Sur Twitter, les partisans des deux camps se déchaînent et s’étripent. Les partisans du courant du Futur, auquel appartient la ministre Hassan, jurent leurs grands dieux que nul ne touchera à un cheveu de « celle qui vaut mille hommes », ou qu’il est « inadmissible que la dame juste, forte et propre soit menacée ». De leur côté, les proches du Courant patriotique libre présidé par Gebran Bassil, gendre du chef de l’État, dénoncent une « machination orchestrée », voire « une fausse information digne d’un feuilleton mexicain ». Et ils ne manquent pas de se demander : « Pourquoi l’information a été si largement véhiculée, et de manière aussi douteuse, deux jours après la réunion du Conseil supérieur de la défense, et non pas juste après ? »
La classe politique dans son ensemble refuse de commenter l’affaire. L’Orient-Le Jour a bien tenté de contacter les ministres concernés et leurs proches. Sans succès. « No comment », répond aussi l’ancien député Ammar Houry, conseiller de Saad Hariri. Seules quelques personnalités sunnites expriment par Tweet ou communiqué « leur solidarité » à l’égard de la ministre de l’Intérieur, notamment les anciens ministres Achraf Rifi et Mohammad Machnouk, dénonçant « les propos initiateurs de discorde du ministre Bassil ». De même, le Regroupement des associations des familles beyrouthines condamne « l’atteinte au système de l’État de droit et des institutions ».
(Lire aussi : Chouf-Aley : rêves de conquête et réveils douloureux)
Une tentative de calmer les esprits
Sauf qu’en milieu de journée hier, et dans une tentative visible de calmer les esprits, une source ministérielle proche de Baabda a véhiculé une seconde version des faits, intitulée « Bassil a-t-il vraiment menacé la ministre de l’Intérieur ? Les faits détaillés selon une source ministérielle. » Aussitôt reprise par le site Elnashra (proche du CPL) et par la correspondante de L’Orient-Le Jour à Baabda, Hoda Chédid, cette version dénonce « un nouvel épisode du feuilleton subversif » qui a pour titre « Bassil menace Raya el-Hassan » et dont « le contenu n’est autre que des propos déformés, tirés de leur contexte, concernant une conversation qui a eu lieu dans le cadre d’une réunion du Conseil supérieur de la défense à Baabda ».
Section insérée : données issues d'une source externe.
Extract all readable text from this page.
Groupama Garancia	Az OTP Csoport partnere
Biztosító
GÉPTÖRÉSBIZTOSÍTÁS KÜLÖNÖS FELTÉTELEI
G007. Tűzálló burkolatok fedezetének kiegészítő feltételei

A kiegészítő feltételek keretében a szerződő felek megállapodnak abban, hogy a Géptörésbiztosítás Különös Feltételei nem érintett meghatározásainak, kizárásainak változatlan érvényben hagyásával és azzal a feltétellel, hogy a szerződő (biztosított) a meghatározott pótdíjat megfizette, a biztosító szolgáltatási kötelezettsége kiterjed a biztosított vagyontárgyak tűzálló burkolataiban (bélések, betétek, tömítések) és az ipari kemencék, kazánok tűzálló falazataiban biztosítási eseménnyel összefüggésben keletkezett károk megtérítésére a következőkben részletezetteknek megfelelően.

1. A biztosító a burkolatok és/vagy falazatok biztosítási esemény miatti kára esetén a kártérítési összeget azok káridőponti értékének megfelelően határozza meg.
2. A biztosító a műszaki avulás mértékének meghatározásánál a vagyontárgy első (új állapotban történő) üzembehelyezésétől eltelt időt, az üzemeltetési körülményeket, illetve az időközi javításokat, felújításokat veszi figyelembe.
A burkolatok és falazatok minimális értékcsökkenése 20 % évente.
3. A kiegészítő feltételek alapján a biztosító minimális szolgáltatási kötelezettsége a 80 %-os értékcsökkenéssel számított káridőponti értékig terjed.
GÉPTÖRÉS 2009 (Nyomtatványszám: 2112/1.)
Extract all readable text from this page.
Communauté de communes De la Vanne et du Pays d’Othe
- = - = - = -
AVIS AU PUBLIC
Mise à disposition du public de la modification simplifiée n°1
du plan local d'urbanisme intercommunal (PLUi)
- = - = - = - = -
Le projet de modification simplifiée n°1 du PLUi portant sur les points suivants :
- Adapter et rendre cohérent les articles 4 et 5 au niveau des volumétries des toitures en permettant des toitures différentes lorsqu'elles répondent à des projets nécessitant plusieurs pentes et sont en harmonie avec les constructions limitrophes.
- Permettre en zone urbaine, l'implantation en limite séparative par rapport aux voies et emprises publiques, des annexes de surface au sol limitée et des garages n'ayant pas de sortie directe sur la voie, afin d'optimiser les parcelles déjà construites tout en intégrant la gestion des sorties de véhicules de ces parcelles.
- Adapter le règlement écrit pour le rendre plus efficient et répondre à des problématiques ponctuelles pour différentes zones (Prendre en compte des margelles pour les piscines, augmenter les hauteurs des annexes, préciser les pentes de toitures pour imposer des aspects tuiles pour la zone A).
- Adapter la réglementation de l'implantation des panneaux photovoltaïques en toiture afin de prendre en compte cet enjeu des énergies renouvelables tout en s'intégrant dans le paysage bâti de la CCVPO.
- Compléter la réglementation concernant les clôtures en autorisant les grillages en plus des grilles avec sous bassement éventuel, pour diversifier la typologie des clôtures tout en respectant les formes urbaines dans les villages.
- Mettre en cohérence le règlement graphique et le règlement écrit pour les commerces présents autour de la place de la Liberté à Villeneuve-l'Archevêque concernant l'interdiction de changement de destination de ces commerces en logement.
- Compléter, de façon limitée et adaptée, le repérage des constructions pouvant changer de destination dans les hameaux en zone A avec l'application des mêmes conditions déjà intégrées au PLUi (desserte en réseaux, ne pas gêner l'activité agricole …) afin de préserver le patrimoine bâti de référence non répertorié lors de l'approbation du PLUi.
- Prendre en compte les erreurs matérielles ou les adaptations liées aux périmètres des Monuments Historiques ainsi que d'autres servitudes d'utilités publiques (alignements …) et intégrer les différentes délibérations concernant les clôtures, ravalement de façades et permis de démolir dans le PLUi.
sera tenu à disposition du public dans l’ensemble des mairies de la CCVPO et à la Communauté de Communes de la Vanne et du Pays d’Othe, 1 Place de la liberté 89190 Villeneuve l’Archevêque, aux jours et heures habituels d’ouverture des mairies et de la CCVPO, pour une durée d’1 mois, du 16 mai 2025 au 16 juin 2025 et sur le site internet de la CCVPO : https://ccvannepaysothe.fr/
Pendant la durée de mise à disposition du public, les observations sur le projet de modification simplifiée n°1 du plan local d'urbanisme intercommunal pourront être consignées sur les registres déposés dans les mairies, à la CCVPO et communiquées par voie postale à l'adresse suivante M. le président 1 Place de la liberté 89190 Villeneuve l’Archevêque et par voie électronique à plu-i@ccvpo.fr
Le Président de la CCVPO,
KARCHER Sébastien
Le ministre, qui a participé à la réunion de lundi dernier, explique que « l’histoire a débuté avant l’arrivée du ministre des AE ». Le ministre Bou Saab reprochait à la ministre de l’Intérieur sa déclaration sur les incidents de la Montagne. Elle y avait décrit la visite de M. Bassil comme étant une provocation. « Lorsque votre déclaration après le dernier attentat terroriste à Tripoli, décrivant l’agresseur comme souffrant de maladie mentale, a été comprise comme une tentative d’atténuer sa responsabilité dans le crime, nous vous avons soutenue conformément au principe de solidarité, lui a-t-il dit. Et votre déclaration était surprenante et déplacée le jour des événements de la Montagne. »
(Lire aussi : Entre tentatives d’apaisement et persistance des crispations)
Estimant que « mes propos ont été mal interprétés », la ministre de l’Intérieur a montré son téléphone portable. Élias Bou Saab lui a donc « demandé de publier un démenti car sa déclaration a été comprise comme justifiant l’agression armée de dimanche à l’encontre du ministre d’État pour les Affaires des réfugiés, Saleh Gharib ».
Lorsque le ministre Bassil a rejoint la réunion, Raya el-Hassan lui a demandé : « Êtes-vous fâché de moi ? » Il a répondu d’un ton de reproche : « Il y a des limites. Vous devez faire attention. » « Le ministre des AE évoquait la déclaration de sa collègue de l’Intérieur sur les événements de la Montagne, sachant que lors de sa dernière apparition télévisée dans l’émission du journaliste Marcel Ghanem, elle avait lancé à son égard une série de critiques sans qu’il n’y réponde », poursuit la source ministérielle. C’est alors qu’elle a demandé : « Vous me menacez ? »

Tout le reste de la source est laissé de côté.